Did you know that California experienced more than 57,000 wildfires from 2013 through 2019? That’s about 8,000 wildfires per year!
The frequency and intensity of California’s wildfires have continued to increase over the last few years, endangering lives, destroying homes and businesses, and creating lasting costs for local communities. To protect valuable infrastructure and mitigate further fire risk, utilities have been regularly implementing strategic planned power outages, known as Public Safety Power Shutoff (PSPS) events. While they are intended to protect communities, PSPS events can leave millions of customers without power for hours or even days, sometimes amidst sweltering temperatures.
As the prevalence of wildfire-related power outages has skyrocketed, more and more people are searching for low-cost, renewable, and resilient power for local communities.
A microgrid is an electric system that is capable of functioning independently from the electric grid. An essential component of a microgrid is a power generating source such as a generator, combined heat and power system, solar, or wind. Some microgrids contain multiple generating sources; others may contain battery energy storage to increase microgrid flexibility and capabilities.
Read on to learn more about the key attributes of microgrids and how they can deliver meaningful benefits to Californian communities.
As mentioned above, microgrids are capable of disconnecting from the electric grid in a process known as “islanding.” This means that when grid power is shut off due to equipment damage or a PSPS event, a microgrid can continue to provide power to its local community. This ensures that vulnerable community members can depend on life-saving medical devices and critical facilities like hospitals and fire departments can continue operating and providing essential services. Microgrids can also deliver critical power to community shelters that provide food, protection, and first aid to residents in need.
The electric grid primarily produces centralized power that is transmitted across various distances on transmission and distribution lines to customers. This infrastructure is extensive: California alone has about 40,000 miles of transmission lines. While the grid has successfully delivered energy in this manner for decades, roughly 5% of electricity is lost as it travels along transmission and distribution lines. To put this into context, this wasted energy costs U.S. consumers a whopping $6 billion each year.

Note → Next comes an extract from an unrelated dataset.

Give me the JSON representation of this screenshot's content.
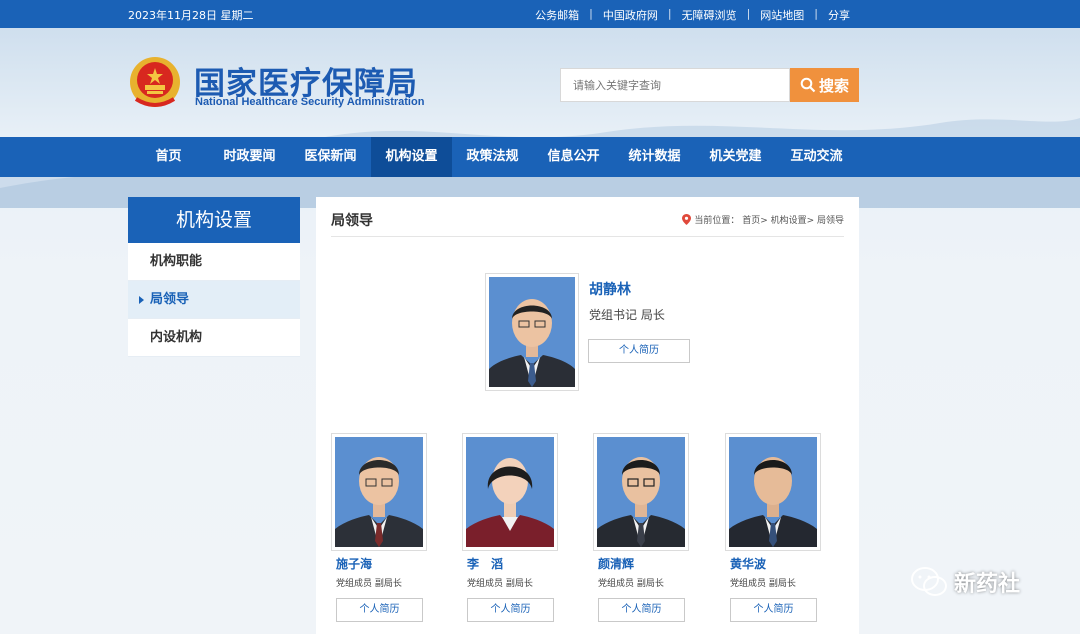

This interconnected web of transmission lines is particularly vulnerable to damage from extreme weather like hurricanes, floods, and wildfires. In California, PSPS events are commonly implemented specifically to depower transmission lines that can spark additional fires during high heat, wind, and other similar conditions.
Microgrids are strategically located to deliver power to nearby communities, eliminating the high costs associated with transmission and distribution losses. And because microgrids do not depend on transmission lines to deliver energy, communities can depend on them even during times of grid stress or failure. The increased efficiency and local siting of microgrids effectively translate to cheaper and more reliable energy for communities.
While some microgrids may use traditional diesel generators, the most impactful and environmentally friendly microgrids use renewable energy sources such as solar, wind, and combined heat and power. In particular, combined solar and storage microgrids are effective at providing clean, renewable energy to wildfire-vulnerable and low-income communities that have disproportionately suffered the impacts of climate change.
Microgrids not only deliver affordable, clean energy, they also provide greater community benefits. They stimulate the local economy by increasing local job opportunities during both project construction and continued long-term operation and maintenance. Some developers like Renewable America also work directly with landowners to lease their land for microgrid projects, thus providing reliable long-term revenue to local members of the community.
Microgrids also reduce the economic impact of power outages on a community. Lost power can result in operational costs due to interrupted or delayed commercial processes, spoiled food and products, and even property damage. In 2019, a single California PSPS event was estimated to cost $2.5 billion in total economic losses! By providing continuous, reliable power to critical facilities like police stations, hospitals, schools, and grocery stores, microgrids help communities avoid expensive damage and losses during power outages.
In 2020 alone, California’s utilities performed more than twenty PSPS events in response to wildfires and extreme heat. This year, Caldor Fire burned more than 220,000 acres, destroyed 1,000 structures, and forced about 50,000 people to evacuate in the span of a single month. With this trend only predicted to intensify in coming years, we must invest in local energy sources like microgrids, that deliver affordable, reliable, and renewable energy to our communities.